Needed information

At some point during the four or five years you spend at NIU, chances are good that you will find yourself sitting in a class where the professor cannot or simply will not teach. In fact, I am willing to bet that more than a few of us have already suffered through the boredom, confusion and frustration of a class like this. Unfortunately, there is very little that students or administrators can do to remedy such a situation. As University Legal Counsel George Shur told me last Monday, there has “probably never” been a tenured professor dismissed for poor teaching.

Though we have no power to fire inept instructors, there is a way students can work to protect themselves and their peers from teachers who are apathetic, belligerent, or unable to speak English fluently. The Student Association’s Academic Affairs Committee is working to publish a booklet of voluntarily-released teacher evaluations, and we need your help.

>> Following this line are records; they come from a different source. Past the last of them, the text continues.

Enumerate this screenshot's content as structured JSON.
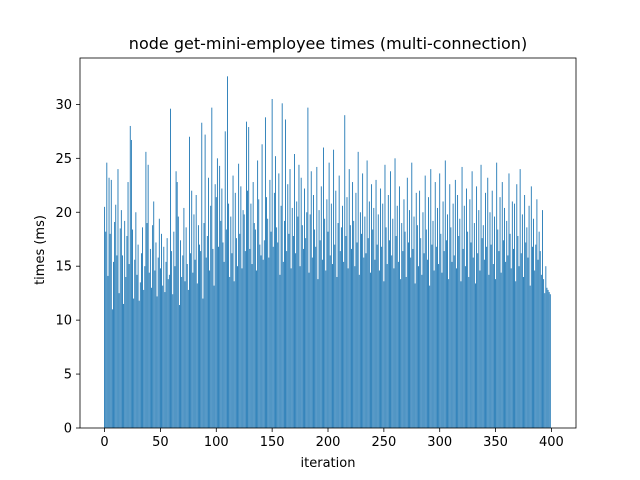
{
  "chart_data": {
    "type": "bar",
    "title": "node get-mini-employee times (multi-connection)",
    "xlabel": "iteration",
    "ylabel": "times (ms)",
    "xlim": [
      -22,
      422
    ],
    "ylim": [
      0,
      34.3
    ],
    "xticks": [
      0,
      50,
      100,
      150,
      200,
      250,
      300,
      350,
      400
    ],
    "yticks": [
      0,
      5,
      10,
      15,
      20,
      25,
      30
    ],
    "grid": false,
    "color": "#1f77b4",
    "n_bars": 400,
    "values": [
      20.5,
      18.2,
      24.6,
      14.1,
      23.2,
      18.0,
      23.0,
      11.0,
      15.4,
      19.1,
      20.7,
      16.0,
      24.0,
      12.5,
      18.5,
      20.2,
      16.0,
      11.5,
      19.2,
      14.0,
      17.8,
      22.8,
      15.2,
      28.0,
      26.7,
      18.4,
      12.0,
      15.6,
      20.0,
      14.2,
      17.0,
      11.8,
      13.5,
      16.2,
      18.6,
      12.8,
      15.0,
      25.6,
      19.0,
      24.4,
      14.4,
      16.6,
      13.0,
      18.8,
      21.0,
      14.6,
      17.2,
      12.2,
      15.8,
      19.4,
      14.8,
      18.0,
      13.2,
      16.8,
      12.6,
      15.4,
      17.6,
      13.8,
      14.2,
      29.6,
      16.4,
      12.4,
      18.2,
      15.0,
      23.8,
      22.8,
      19.6,
      11.4,
      17.4,
      14.0,
      16.0,
      20.4,
      13.6,
      18.6,
      15.2,
      12.8,
      27.0,
      16.2,
      22.0,
      14.4,
      19.8,
      15.6,
      21.6,
      13.4,
      18.8,
      17.0,
      16.4,
      28.3,
      12.0,
      19.0,
      27.2,
      15.8,
      17.8,
      23.2,
      14.6,
      20.6,
      29.7,
      16.6,
      13.2,
      22.6,
      21.4,
      25.0,
      16.8,
      24.3,
      19.2,
      22.2,
      17.2,
      15.4,
      27.5,
      18.4,
      32.6,
      20.8,
      14.0,
      19.6,
      16.2,
      23.4,
      13.6,
      21.8,
      17.6,
      15.0,
      24.5,
      18.0,
      22.4,
      14.8,
      20.2,
      19.8,
      16.4,
      28.4,
      22.0,
      27.9,
      16.6,
      20.8,
      15.2,
      22.8,
      19.0,
      18.4,
      14.6,
      24.8,
      21.2,
      17.0,
      16.0,
      26.3,
      15.6,
      17.4,
      28.8,
      21.4,
      19.4,
      15.8,
      23.0,
      18.2,
      30.5,
      16.8,
      21.8,
      25.2,
      18.6,
      17.2,
      23.6,
      14.2,
      20.6,
      30.1,
      15.4,
      19.2,
      28.6,
      16.4,
      22.6,
      18.0,
      24.0,
      14.8,
      20.4,
      17.8,
      25.4,
      16.2,
      21.0,
      19.6,
      24.4,
      15.0,
      23.2,
      18.8,
      16.6,
      22.2,
      17.6,
      20.0,
      29.7,
      14.4,
      19.8,
      23.8,
      15.8,
      21.6,
      18.4,
      16.8,
      24.2,
      13.8,
      20.2,
      17.4,
      22.4,
      15.6,
      26.0,
      19.4,
      14.6,
      21.2,
      18.2,
      24.6,
      16.0,
      20.8,
      15.2,
      25.8,
      17.0,
      22.0,
      14.0,
      19.0,
      23.4,
      16.4,
      18.6,
      20.6,
      15.4,
      29.0,
      17.8,
      21.4,
      14.8,
      24.0,
      18.8,
      16.6,
      22.8,
      19.2,
      15.0,
      21.8,
      17.2,
      25.6,
      14.2,
      20.0,
      18.0,
      23.6,
      15.8,
      19.6,
      16.2,
      24.8,
      17.6,
      21.0,
      14.4,
      22.6,
      18.4,
      20.4,
      15.6,
      23.0,
      17.0,
      19.8,
      14.6,
      22.2,
      16.8,
      20.8,
      13.6,
      24.4,
      18.6,
      15.2,
      21.6,
      17.4,
      23.8,
      16.0,
      19.4,
      14.8,
      25.0,
      17.8,
      20.6,
      15.4,
      22.4,
      13.8,
      19.0,
      16.4,
      21.2,
      18.2,
      14.0,
      23.2,
      17.2,
      20.2,
      15.8,
      24.6,
      16.6,
      19.6,
      13.4,
      21.8,
      18.8,
      15.0,
      22.0,
      17.6,
      14.2,
      20.0,
      16.2,
      23.4,
      18.4,
      15.6,
      21.4,
      13.2,
      24.0,
      17.0,
      19.2,
      14.6,
      22.8,
      16.8,
      20.4,
      15.2,
      23.6,
      18.0,
      14.4,
      21.0,
      16.4,
      24.8,
      17.4,
      19.8,
      13.8,
      22.6,
      18.6,
      15.4,
      20.8,
      16.0,
      23.0,
      14.8,
      21.6,
      17.8,
      19.4,
      13.6,
      24.2,
      16.6,
      20.6,
      15.0,
      22.2,
      18.2,
      14.0,
      21.2,
      17.2,
      23.8,
      15.8,
      19.0,
      13.4,
      22.4,
      16.2,
      20.2,
      14.6,
      24.4,
      17.6,
      18.8,
      15.6,
      21.8,
      16.8,
      23.2,
      14.2,
      20.0,
      17.0,
      22.0,
      15.2,
      19.6,
      13.8,
      24.6,
      18.4,
      16.4,
      21.4,
      14.4,
      22.8,
      17.4,
      20.4,
      15.4,
      19.2,
      16.0,
      23.6,
      18.0,
      14.8,
      21.0,
      16.6,
      20.8,
      13.6,
      22.6,
      17.8,
      15.0,
      24.0,
      16.2,
      19.8,
      14.0,
      21.6,
      17.2,
      18.6,
      15.8,
      20.6,
      13.2,
      22.4,
      16.8,
      19.4,
      14.6,
      17.0,
      21.2,
      15.6,
      18.2,
      16.4,
      14.2,
      20.2,
      13.8,
      12.5,
      15.0,
      13.0,
      12.8,
      12.6,
      12.4
    ]
  }
}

This year the SA’s efforts will be limited to acquiring and publishing the empirical data from general education and core-competency classes, but in years to come, we’d like to see our work grow to include all of the classes offered here. Universities across the nation have instituted procedures to make student-teacher evaluation results accessible to their paying students, and it’s high time that Northern Illinois University catches up with its competitors. If the information is helpful to administrators in making important decisions regarding merit pay and promotion, it would certainly be valuable to students who want to ensure they won’t be wasting their time or money in a three-hour class.

Releasing evaluation records to students would benefit most professors and most departments. Right now, students do not put much effort into evaluating professors because they know they’ll never see the results. But if students knew they were recommending professors to their peers, I really think that the accuracy of most composite student-teacher evaluations would climb. Professors who demonstrate their desire to teach and who put a lot of effort into their classes will be rewarded for their hard work; those who can’t teach or those who won’t put forth the effort will be held accountable for their apathy.

Next week, professors in Gen Ed and core competency classes will be receiving letters asking them to release their recent evaluation records to the Student Association for inclusion in a booklet that we intend to make available before the end of spring semester. I hope that these professors will demonstrate their concern for the academic environment at NIU by cooperating, and from the many conversations I’ve had with department chairs and instructors, I’m looking forward to very positive results.

I want to make it clear that the Student Association is not out to “hunt down” those professors who are not doing their best in the classroom. We are, however, going to work hard to provide a service to students that is long overdue at NIU. Publishing student-teacher evaluations is one of the very few methods we have to hold professors accountable to students.